Late 18th/early 20th century
Fante Twifo-Hemang district, Ghana Coastal West Africa
Ghana
Akan sculpture in terracotta (mma; plural, mmaa) is a significant part of the corpus of artworks dedicated to leadership. The genre is also the earliest to be documented by European visitors to the Ghanaian coast. The Dutch explorer Pieter de Marees described the setting and function of these clay images among the Fante in 1604, noting their exclusive royal affiiation. Later the use of terracotta spread to a broader segment of Fante society even though it retained its association with the elite.
It is likely that this terracotta head of a woman with an elaborate coiffure originally rested atop a pot lid. Such terracotta sculptures were made to serve a strictly funerary purpose, honoring as well as commemorating the dead. This head may represent a deceased woman. It may have stood alone or have been part of a group of figures. The Akan belief that this world and the next are parallel spheres, and particularly that rank and status in life can carry over into the afterlife, explains why several figures rather than single images were considered most appropriate to commemorate important personages.
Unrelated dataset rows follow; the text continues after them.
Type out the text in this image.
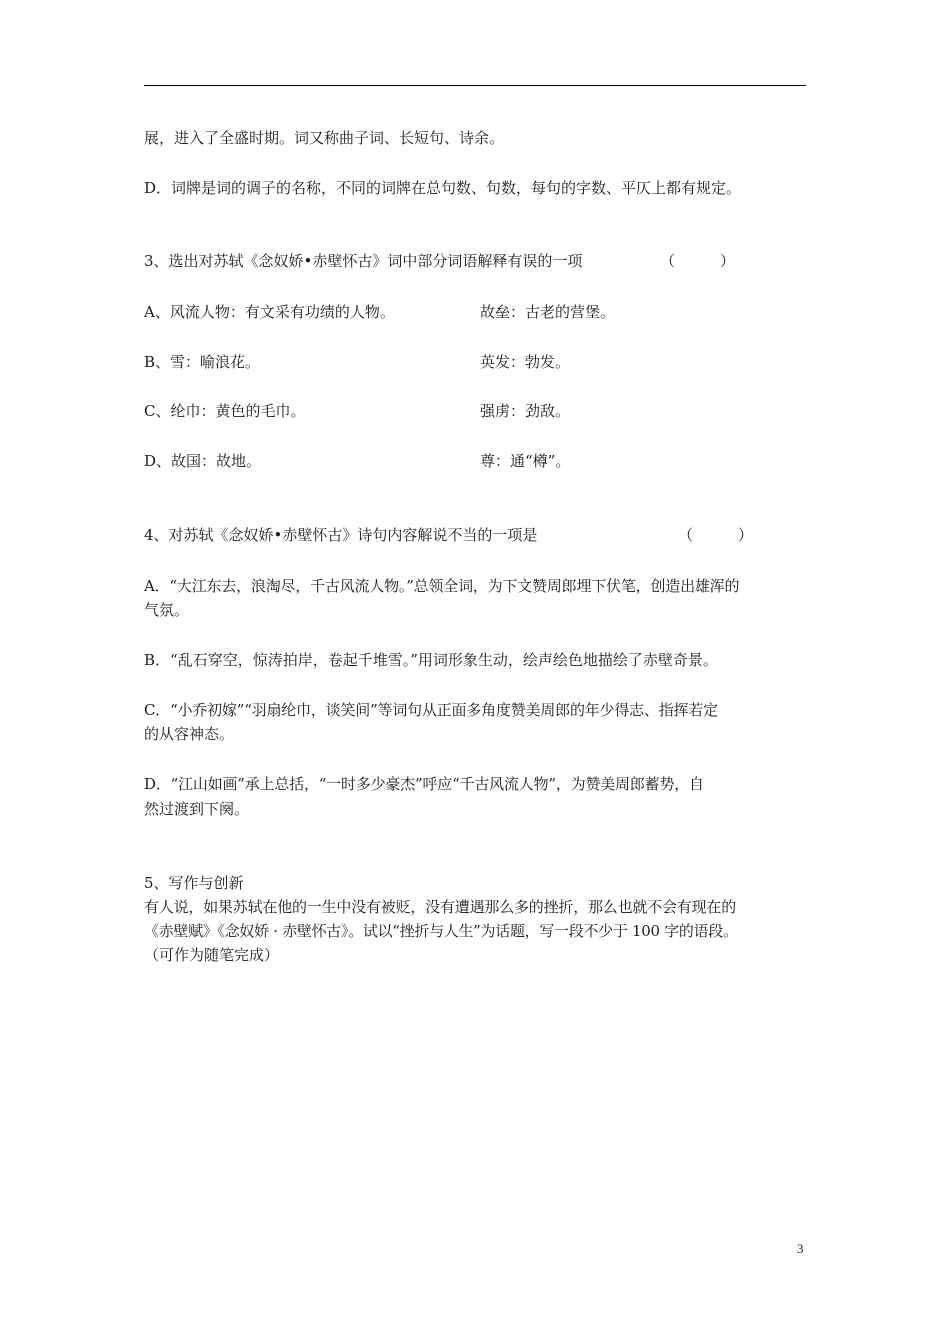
展，进入了全盛时期。词又称曲子词、长短句、诗余。
D．词牌是词的调子的名称，不同的词牌在总句数、句数，每句的字数、平仄上都有规定。
3、选出对苏轼《念奴娇•赤壁怀古》词中部分词语解释有误的一项	（　　　）
A、风流人物：有文采有功绩的人物。	故垒：古老的营堡。
B、雪：喻浪花。	英发：勃发。
C、纶巾：黄色的毛巾。	强虏：劲敌。
D、故国：故地。	尊：通“樽”。
4、对苏轼《念奴娇•赤壁怀古》诗句内容解说不当的一项是	（　　　）
A．“大江东去，浪淘尽，千古风流人物。”总领全词，为下文赞周郎埋下伏笔，创造出雄浑的
气氛。
B．“乱石穿空，惊涛拍岸，卷起千堆雪。”用词形象生动，绘声绘色地描绘了赤壁奇景。
C．“小乔初嫁”“羽扇纶巾，谈笑间”等词句从正面多角度赞美周郎的年少得志、指挥若定
的从容神态。
D．“江山如画”承上总括，“一时多少豪杰”呼应“千古风流人物”，为赞美周郎蓄势，自
然过渡到下阕。
5、写作与创新
有人说，如果苏轼在他的一生中没有被贬，没有遭遇那么多的挫折，那么也就不会有现在的
《赤壁赋》《念奴娇 · 赤壁怀古》。试以“挫折与人生”为话题，写一段不少于 100 字的语段。
（可作为随笔完成）
3
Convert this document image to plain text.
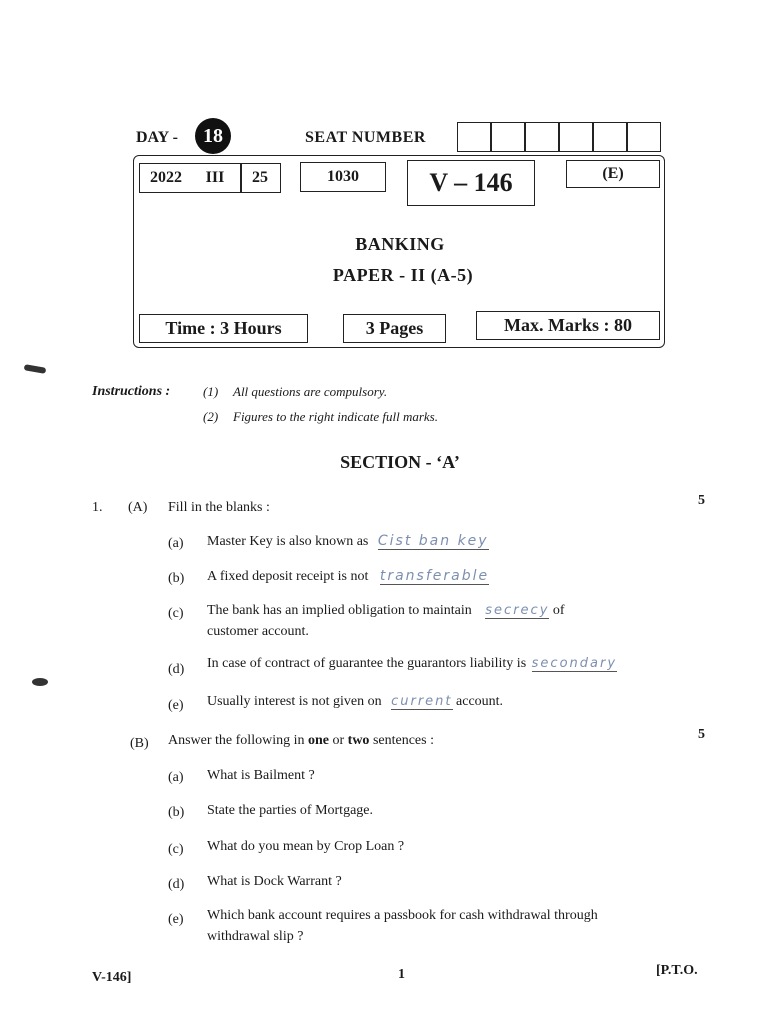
DAY - 18	SEAT NUMBER
2022	III	25	1030	V – 146	(E)
BANKING
PAPER - II (A-5)
Time : 3 Hours	3 Pages	Max. Marks : 80
Instructions :	(1) All questions are compulsory.
(2) Figures to the right indicate full marks.
SECTION - ‘A’
1. (A) Fill in the blanks :	5
(a) Master Key is also known as Cist ban key
(b) A fixed deposit receipt is not transferable
(c) The bank has an implied obligation to maintain secrecy of
customer account.
(d) In case of contract of guarantee the guarantors liability is secondary
(e) Usually interest is not given on current account.
(B) Answer the following in one or two sentences :	5
(a) What is Bailment ?
(b) State the parties of Mortgage.
(c) What do you mean by Crop Loan ?
(d) What is Dock Warrant ?
(e) Which bank account requires a passbook for cash withdrawal through
withdrawal slip ?
V-146]	1	[P.T.O.
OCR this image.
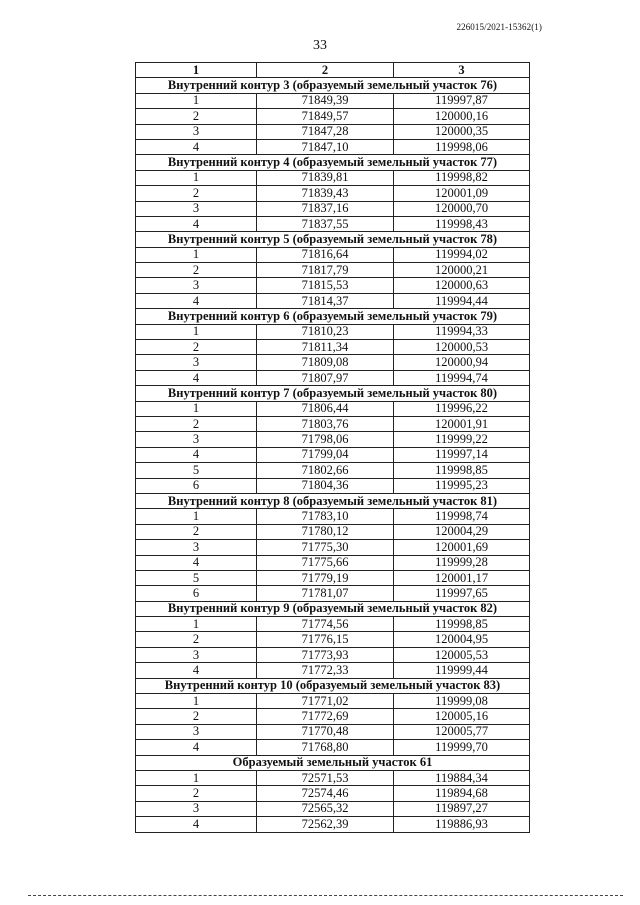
226015/2021-15362(1)
33
1	2	3
Внутренний контур 3 (образуемый земельный участок 76)		
1	71849,39	119997,87
2	71849,57	120000,16
3	71847,28	120000,35
4	71847,10	119998,06
Внутренний контур 4 (образуемый земельный участок 77)		
1	71839,81	119998,82
2	71839,43	120001,09
3	71837,16	120000,70
4	71837,55	119998,43
Внутренний контур 5 (образуемый земельный участок 78)		
1	71816,64	119994,02
2	71817,79	120000,21
3	71815,53	120000,63
4	71814,37	119994,44
Внутренний контур 6 (образуемый земельный участок 79)		
1	71810,23	119994,33
2	71811,34	120000,53
3	71809,08	120000,94
4	71807,97	119994,74
Внутренний контур 7 (образуемый земельный участок 80)		
1	71806,44	119996,22
2	71803,76	120001,91
3	71798,06	119999,22
4	71799,04	119997,14
5	71802,66	119998,85
6	71804,36	119995,23
Внутренний контур 8 (образуемый земельный участок 81)		
1	71783,10	119998,74
2	71780,12	120004,29
3	71775,30	120001,69
4	71775,66	119999,28
5	71779,19	120001,17
6	71781,07	119997,65
Внутренний контур 9 (образуемый земельный участок 82)		
1	71774,56	119998,85
2	71776,15	120004,95
3	71773,93	120005,53
4	71772,33	119999,44
Внутренний контур 10 (образуемый земельный участок 83)		
1	71771,02	119999,08
2	71772,69	120005,16
3	71770,48	120005,77
4	71768,80	119999,70
Образуемый земельный участок 61		
1	72571,53	119884,34
2	72574,46	119894,68
3	72565,32	119897,27
4	72562,39	119886,93
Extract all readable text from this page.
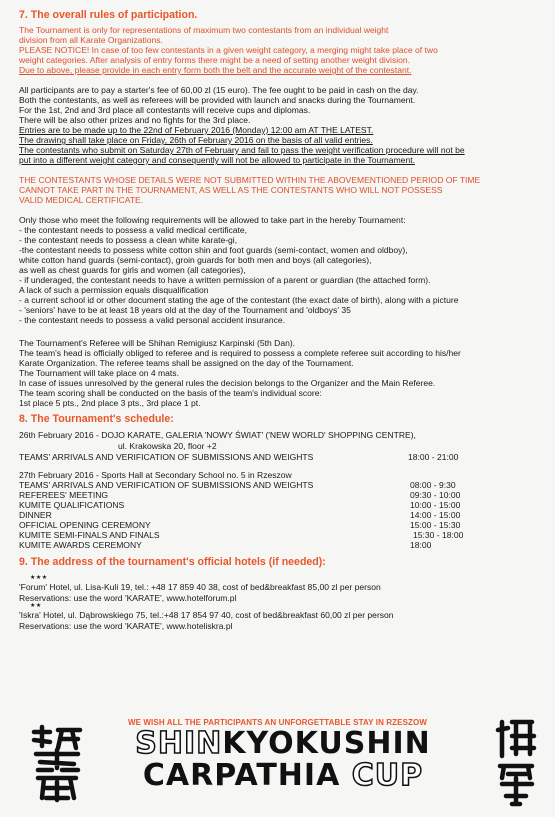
7. The overall rules of participation.
The Tournament is only for representations of maximum two contestants from an individual weight
division from all Karate Organizations.
PLEASE NOTICE! In case of too few contestants in a given weight category, a merging might take place of two
weight categories. After analysis of entry forms there might be a need of setting another weight division.
Due to above, please provide in each entry form both the belt and the accurate weight of the contestant.
All participants are to pay a starter's fee of 60,00 zl (15 euro). The fee ought to be paid in cash on the day.
Both the contestants, as well as referees will be provided with launch and snacks during the Tournament.
For the 1st, 2nd and 3rd place all contestants will receive cups and diplomas.
There will be also other prizes and no fights for the 3rd place.
Entries are to be made up to the 22nd of February 2016 (Monday) 12:00 am AT THE LATEST.
The drawing shall take place on Friday, 26th of February 2016 on the basis of all valid entries.
The contestants who submit on Saturday 27th of February and fail to pass the weight verification procedure will not be
put into a different weight category and consequently will not be allowed to participate in the Tournament.
THE CONTESTANTS WHOSE DETAILS WERE NOT SUBMITTED WITHIN THE ABOVEMENTIONED PERIOD OF TIME
CANNOT TAKE PART IN THE TOURNAMENT, AS WELL AS THE CONTESTANTS WHO WILL NOT POSSESS
VALID MEDICAL CERTIFICATE.
Only those who meet the following requirements will be allowed to take part in the hereby Tournament:
- the contestant needs to possess a valid medical certificate,
- the contestant needs to possess a clean white karate-gi,
-the contestant needs to possess white cotton shin and foot guards (semi-contact, women and oldboy),
white cotton hand guards (semi-contact), groin guards for both men and boys (all categories),
as well as chest guards for girls and women (all categories),
- if underaged, the contestant needs to have a written permission of a parent or guardian (the attached form).
A lack of such a permission equals disqualification
- a current school id or other document stating the age of the contestant (the exact date of birth), along with a picture
- 'seniors' have to be at least 18 years old at the day of the Tournament and 'oldboys' 35
- the contestant needs to possess a valid personal accident insurance.
The Tournament's Referee will be Shihan Remigiusz Karpinski (5th Dan).
The team's head is officially obliged to referee and is required to possess a complete referee suit according to his/her
Karate Organization. The referee teams shall be assigned on the day of the Tournament.
The Tournament will take place on 4 mats.
In case of issues unresolved by the general rules the decision belongs to the Organizer and the Main Referee.
The team scoring shall be conducted on the basis of the team's individual score:
1st place 5 pts., 2nd place 3 pts., 3rd place 1 pt.
8. The Tournament's schedule:
26th February 2016 - DOJO KARATE, GALERIA 'NOWY ŚWIAT' ('NEW WORLD' SHOPPING CENTRE),
ul. Krakowska 20, floor +2
TEAMS' ARRIVALS AND VERIFICATION OF SUBMISSIONS AND WEIGHTS	18:00 - 21:00
27th February 2016 - Sports Hall at Secondary School no. 5 in Rzeszow
TEAMS' ARRIVALS AND VERIFICATION OF SUBMISSIONS AND WEIGHTS	08:00 - 9:30
REFEREES' MEETING	09:30 - 10:00
KUMITE QUALIFICATIONS	10:00 - 15:00
DINNER	14:00 - 15:00
OFFICIAL OPENING CEREMONY	15:00 - 15:30
KUMITE SEMI-FINALS AND FINALS	15:30 - 18:00
KUMITE AWARDS CEREMONY	18:00
9. The address of the tournament's official hotels (if needed):
★★★
'Forum' Hotel, ul. Lisa-Kuli 19, tel.: +48 17 859 40 38, cost of bed&breakfast 85,00 zl per person
Reservations: use the word 'KARATE', www.hotelforum.pl
★★
'Iskra' Hotel, ul. Dąbrowskiego 75, tel.:+48 17 854 97 40, cost of bed&breakfast 60,00 zl per person
Reservations: use the word 'KARATE', www.hoteliskra.pl
WE WISH ALL THE PARTICIPANTS AN UNFORGETTABLE STAY IN RZESZOW
SHINKYOKUSHIN
CARPATHIA CUP
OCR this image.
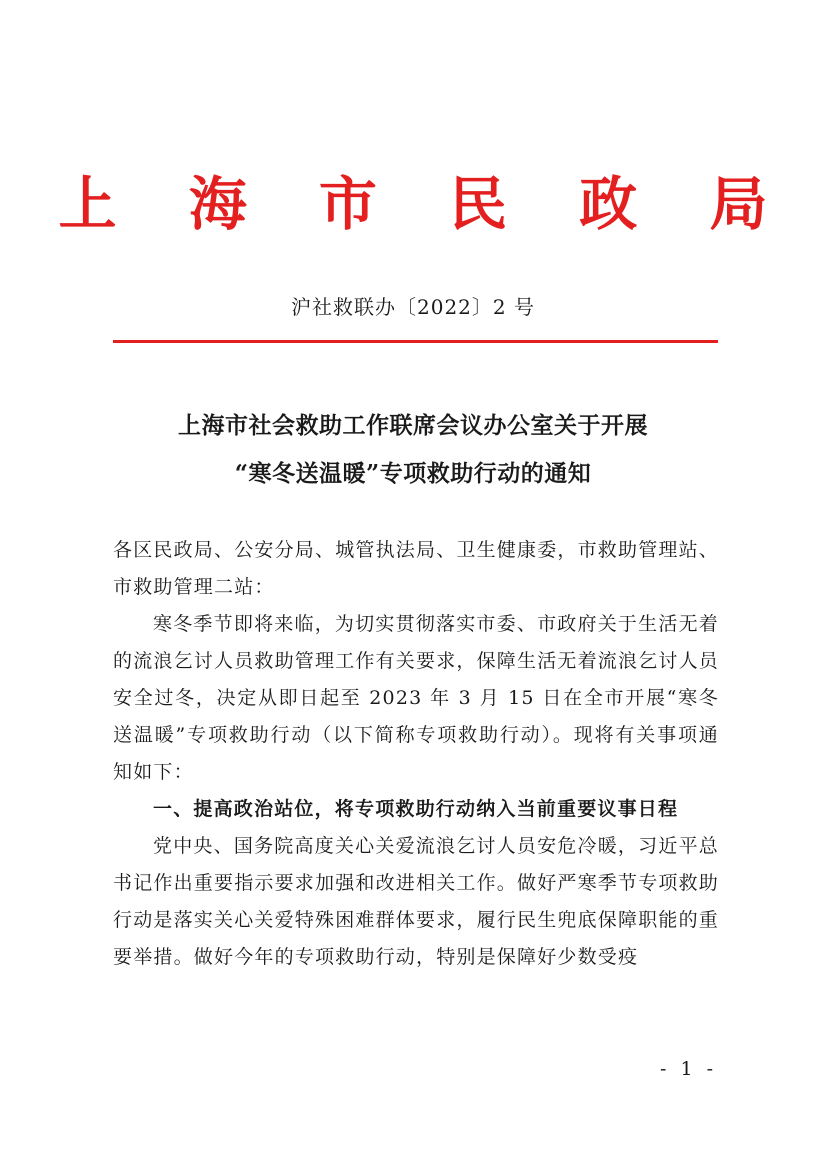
上 海 市 民 政 局
沪社救联办〔2022〕2 号
上海市社会救助工作联席会议办公室关于开展
“寒冬送温暖”专项救助行动的通知

各区民政局、公安分局、城管执法局、卫生健康委，市救助管理站、市救助管理二站：

寒冬季节即将来临，为切实贯彻落实市委、市政府关于生活无着的流浪乞讨人员救助管理工作有关要求，保障生活无着流浪乞讨人员安全过冬，决定从即日起至 2023 年 3 月 15 日在全市开展“寒冬送温暖”专项救助行动（以下简称专项救助行动）。现将有关事项通知如下：

一、提高政治站位，将专项救助行动纳入当前重要议事日程

党中央、国务院高度关心关爱流浪乞讨人员安危冷暖，习近平总书记作出重要指示要求加强和改进相关工作。做好严寒季节专项救助行动是落实关心关爱特殊困难群体要求，履行民生兜底保障职能的重要举措。做好今年的专项救助行动，特别是保障好少数受疫

- 1 -
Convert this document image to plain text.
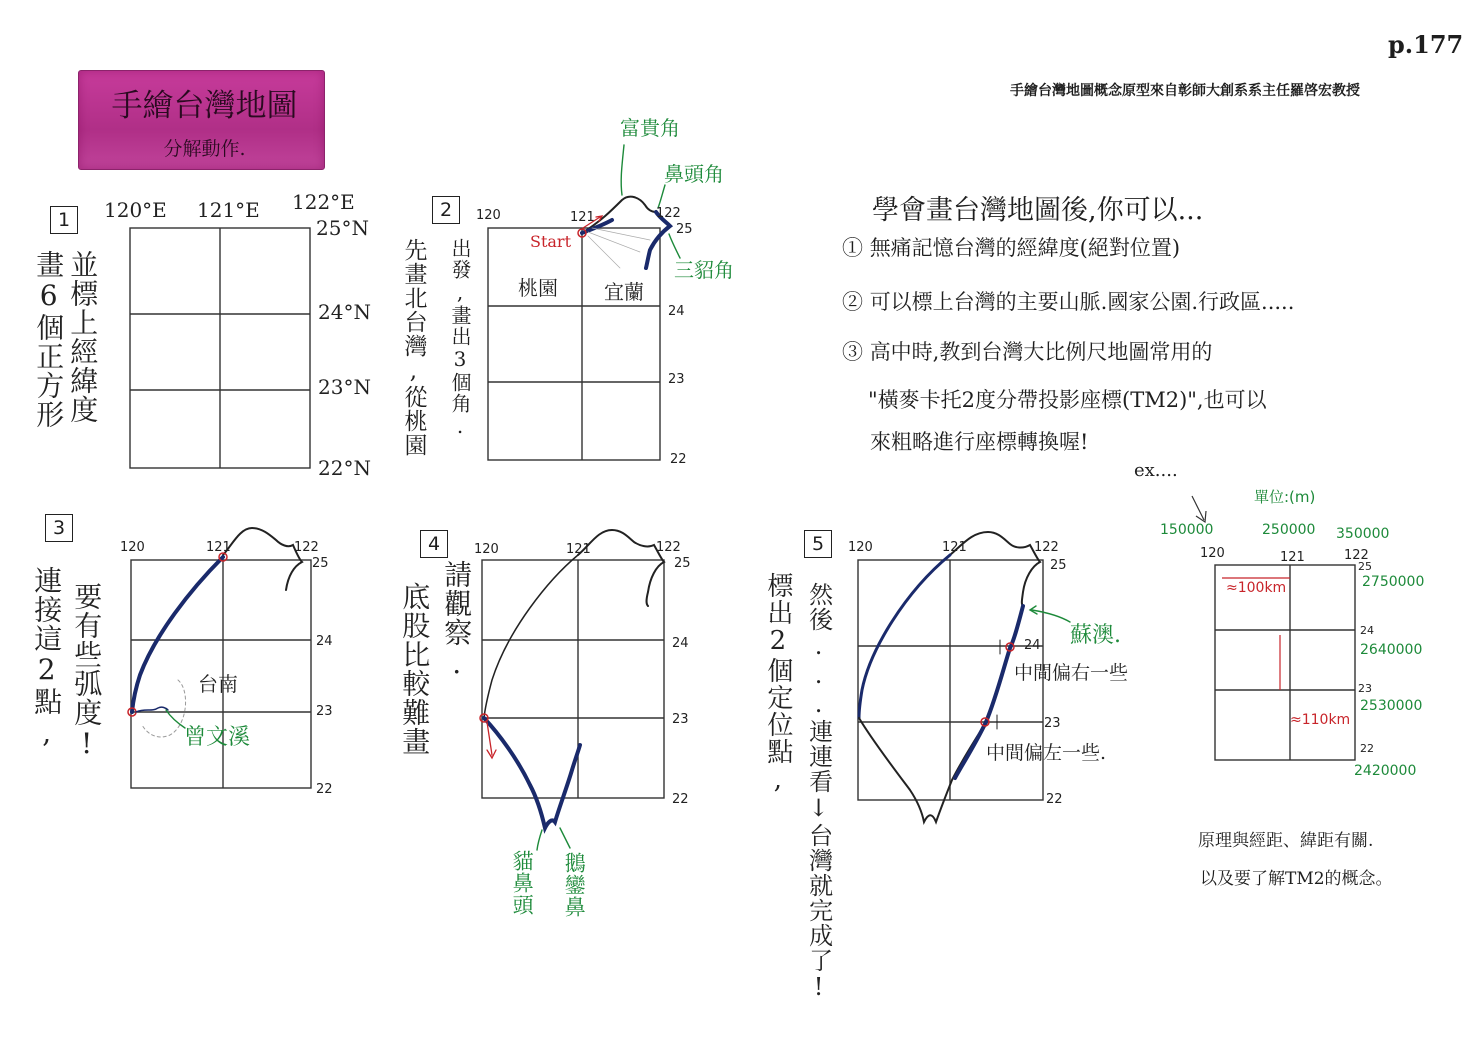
p.177
手繪台灣地圖概念原型來自彰師大創系系主任羅啓宏教授
手繪台灣地圖
分解動作.
1
畫6個正方形 並標上經緯度
120°E 121°E 122°E
25°N
24°N
23°N
22°N
2
先畫北台灣,從桃園 出發,畫出3個角.
120	121	122
25
24
23
22
Start
桃園 宜蘭
富貴角
鼻頭角
三貂角
3
連接這2點, 要有些弧度!
120	121	122
25
24
23
22
台南
曾文溪
4
底股比較難畫 請觀察.
120	121	122
25
24
23
22
貓鼻頭 鵝鑾鼻
5
標出2個定位點, 然後...連連看↓台灣就完成了!
120	121	122
25
24
23
22
蘇澳.
中間偏右一些
中間偏左一些.
學會畫台灣地圖後,你可以...
① 無痛記憶台灣的經緯度(絕對位置)
② 可以標上台灣的主要山脈.國家公園.行政區.....
③ 高中時,教到台灣大比例尺地圖常用的
"橫麥卡托2度分帶投影座標(TM2)",也可以
來粗略進行座標轉換喔!
ex....
單位:(m)
150000	250000 350000
120	121	122
25
24
23
22
2750000
2640000
2530000
2420000
≈100km
≈110km
原理與經距、緯距有關.
以及要了解TM2的概念。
Among the Akan, a multistepped ritual articulated this essential connection between the dead, works of art, and the community. The manufacture of clay portraits of the deceased often took place as part of second burial ceremonies, which were intended to settle the spirit in the afterlife and to place it within the constant reach of living relatives. This was the domain of elderly women who were long past childbearing age, and the artistic process took place amid a rite designed to anchor the spirit of the deceased long enough for his or her true likeness to be captured in clay. The artist needed the powers of clairvoyance to accomplish this feat.
Following its completion, the figure was transported in a public procession to a site in the forest reserved by the family or lineage. There it would be deposited with further rituals. In the past, such images were deposited, along with an array of grave goods, including diverse pottery with distinct utilitarian functions. Periodically, offerings of food, liquor, and water would be made at the site because Akan people believed that spirits honored in this way were spiritually capable of assisting living family members in times of crisis.
Fired clay figurines are still used in some Akan communities, although on a significantly limited scale. This may be the result of the increased use of photography among these people. If such images were indeed perceived as portraits, then photographs of the deceased could be seen as prestigious and expedient replacements for them.
–Revised from Nii Otokunor Quarcoopome, “Art of the Akan,” African Art at the Art Institute of Chicago, Museum Studies, vol. 23, no. 2 (1997), pp. 135-147.